As we noted in Section 10 here, this is why it has been proposed to avoid presenting KM curves after the time point where only around 10% to 20% of patients remain at risk of the failure event.

f2harrell · September 30, 2025, 12:27pm

As an aside I think it’s slightly better practice to report confidence bands without having a first “stop reporting” recommendation. And keep in mind that K-M only applies to homogeneous samples. That rules out 0.99 of the applications of K-M.

Pavlos_Msaouel · September 30, 2025, 12:55pm

Yup. Especially the comparative half-width confidence bands you include in the rms package and taught us to use are particularly useful as shown in Figure 1 here.

Uriah · October 13, 2025, 12:06pm

Kind of related:

Are pseudo-observations collapsible?

@Pavlos_Msaouel / @f2harrell are you experienced with mult-state calibration plots with censored observations?
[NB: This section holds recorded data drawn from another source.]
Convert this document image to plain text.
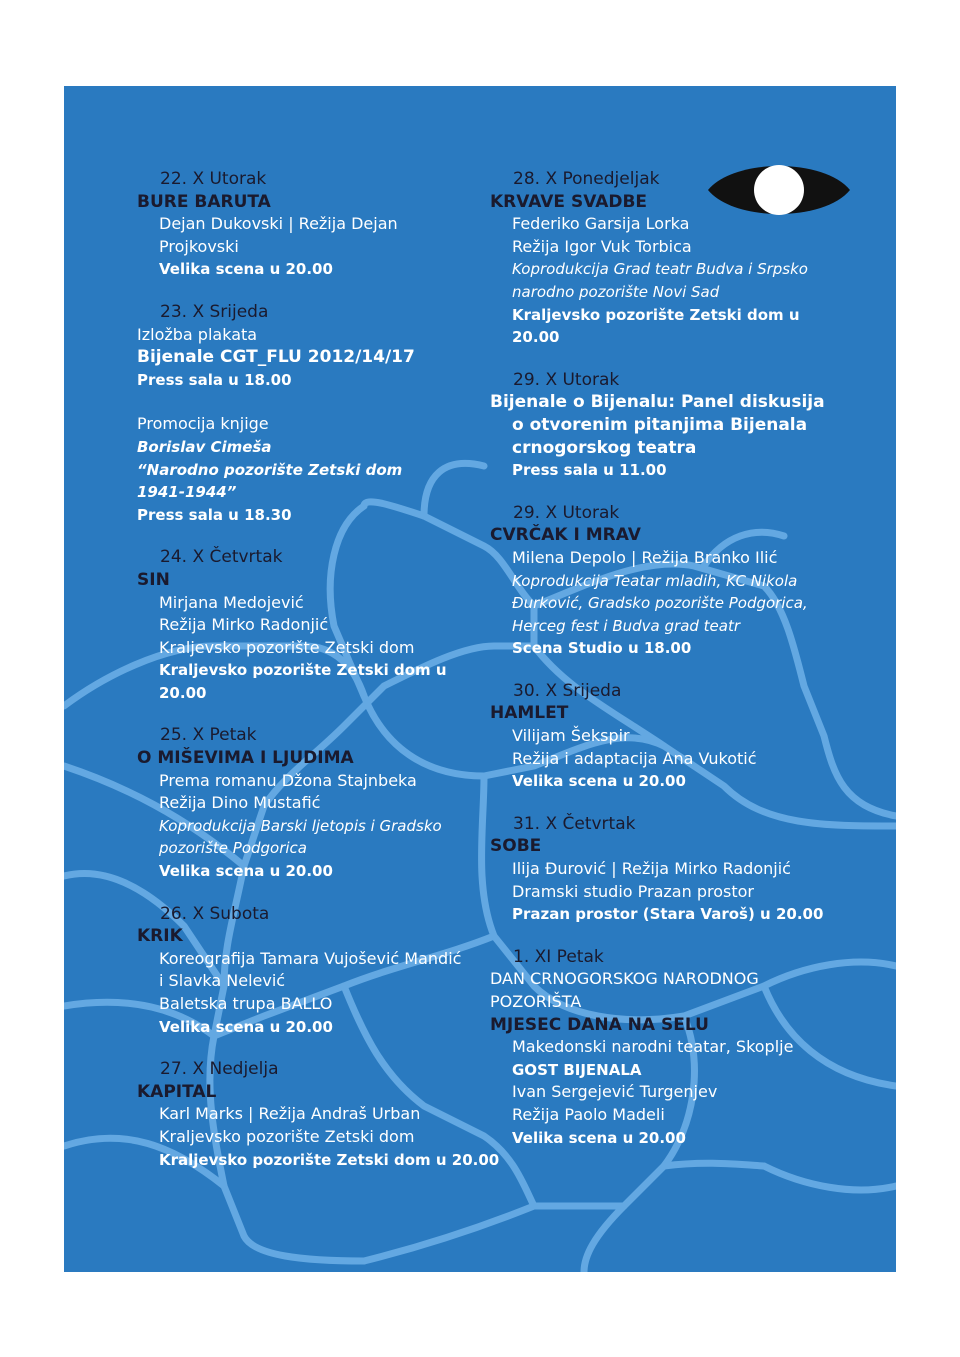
22. X Utorak
BURE BARUTA
Dejan Dukovski | Režija Dejan
Projkovski
Velika scena u 20.00
23. X Srijeda
Izložba plakata
Bijenale CGT_FLU 2012/14/17
Press sala u 18.00
Promocija knjige
Borislav Cimeša
“Narodno pozorište Zetski dom
1941-1944”
Press sala u 18.30
24. X Četvrtak
SIN
Mirjana Medojević
Režija Mirko Radonjić
Kraljevsko pozorište Zetski dom
Kraljevsko pozorište Zetski dom u
20.00
25. X Petak
O MIŠEVIMA I LJUDIMA
Prema romanu Džona Stajnbeka
Režija Dino Mustafić
Koprodukcija Barski ljetopis i Gradsko
pozorište Podgorica
Velika scena u 20.00
26. X Subota
KRIK
Koreografija Tamara Vujošević Mandić
i Slavka Nelević
Baletska trupa BALLO
Velika scena u 20.00
27. X Nedjelja
KAPITAL
Karl Marks | Režija Andraš Urban
Kraljevsko pozorište Zetski dom
Kraljevsko pozorište Zetski dom u 20.00
28. X Ponedjeljak
KRVAVE SVADBE
Federiko Garsija Lorka
Režija Igor Vuk Torbica
Koprodukcija Grad teatr Budva i Srpsko
narodno pozorište Novi Sad
Kraljevsko pozorište Zetski dom u
20.00
29. X Utorak
Bijenale o Bijenalu: Panel diskusija
o otvorenim pitanjima Bijenala
crnogorskog teatra
Press sala u 11.00
29. X Utorak
CVRČAK I MRAV
Milena Depolo | Režija Branko Ilić
Koprodukcija Teatar mladih, KC Nikola
Đurković, Gradsko pozorište Podgorica,
Herceg fest i Budva grad teatr
Scena Studio u 18.00
30. X Srijeda
HAMLET
Vilijam Šekspir
Režija i adaptacija Ana Vukotić
Velika scena u 20.00
31. X Četvrtak
SOBE
Ilija Đurović | Režija Mirko Radonjić
Dramski studio Prazan prostor
Prazan prostor (Stara Varoš) u 20.00
1. XI Petak
DAN CRNOGORSKOG NARODNOG
POZORIŠTA
MJESEC DANA NA SELU
Makedonski narodni teatar, Skoplje
GOST BIJENALA
Ivan Sergejević Turgenjev
Režija Paolo Madeli
Velika scena u 20.00
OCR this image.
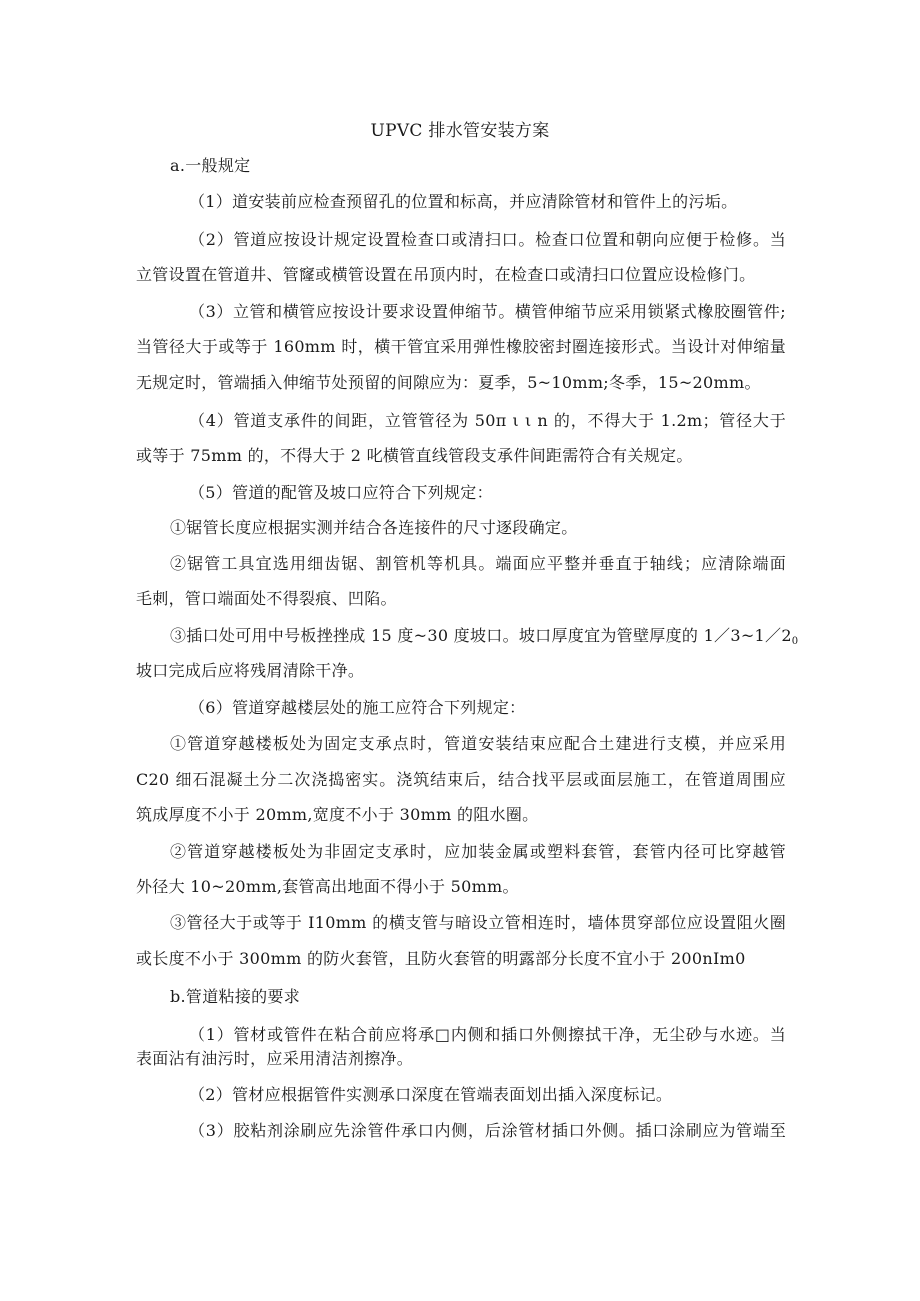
UPVC 排水管安装方案
a.一般规定
（1）道安装前应检查预留孔的位置和标高，并应清除管材和管件上的污垢。
（2）管道应按设计规定设置检查口或清扫口。检查口位置和朝向应便于检修。当
立管设置在管道井、管窿或横管设置在吊顶内时，在检查口或清扫口位置应设检修门。
（3）立管和横管应按设计要求设置伸缩节。横管伸缩节应采用锁紧式橡胶圈管件;
当管径大于或等于 160mm 时，横干管宜采用弹性橡胶密封圈连接形式。当设计对伸缩量
无规定时，管端插入伸缩节处预留的间隙应为：夏季，5~10mm;冬季，15~20mm。
（4）管道支承件的间距，立管管径为 50π ι ι n 的，不得大于 1.2m；管径大于
或等于 75mm 的，不得大于 2 叱横管直线管段支承件间距需符合有关规定。
（5）管道的配管及坡口应符合下列规定：
①锯管长度应根据实测并结合各连接件的尺寸逐段确定。
②锯管工具宜选用细齿锯、割管机等机具。端面应平整并垂直于轴线；应清除端面
毛刺，管口端面处不得裂痕、凹陷。
③插口处可用中号板挫挫成 15 度~30 度坡口。坡口厚度宜为管壁厚度的 $1/3\sim 1/2_0$
坡口完成后应将残屑清除干净。
（6）管道穿越楼层处的施工应符合下列规定：
①管道穿越楼板处为固定支承点时，管道安装结束应配合土建进行支模，并应采用
C20 细石混凝土分二次浇捣密实。浇筑结束后，结合找平层或面层施工，在管道周围应
筑成厚度不小于 20mm,宽度不小于 30mm 的阻水圈。
②管道穿越楼板处为非固定支承时，应加装金属或塑料套管，套管内径可比穿越管
外径大 10~20mm,套管高出地面不得小于 50mm。
③管径大于或等于 I10mm 的横支管与暗设立管相连时，墙体贯穿部位应设置阻火圈
或长度不小于 300mm 的防火套管，且防火套管的明露部分长度不宜小于 200nIm0
b.管道粘接的要求
（1）管材或管件在粘合前应将承□内侧和插口外侧擦拭干净，无尘砂与水迹。当
表面沾有油污时，应采用清洁剂擦净。
（2）管材应根据管件实测承口深度在管端表面划出插入深度标记。
（3）胶粘剂涂刷应先涂管件承口内侧，后涂管材插口外侧。插口涂刷应为管端至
I’m not sure if there’s a fancy justification for it, but it’s kind of counter-intuitive for me to trust estimates that do not add up to a weighted average of the whole population estimate.

I like discrete versions of Calibration Plots, it is straightforward just to compare counts and averaged-probabilities. I guess it gets complicated for censored-observations…

Survival:

Multi-States:

Pavlos_Msaouel · October 13, 2025, 2:29pm

Good question. No experience at all from my end.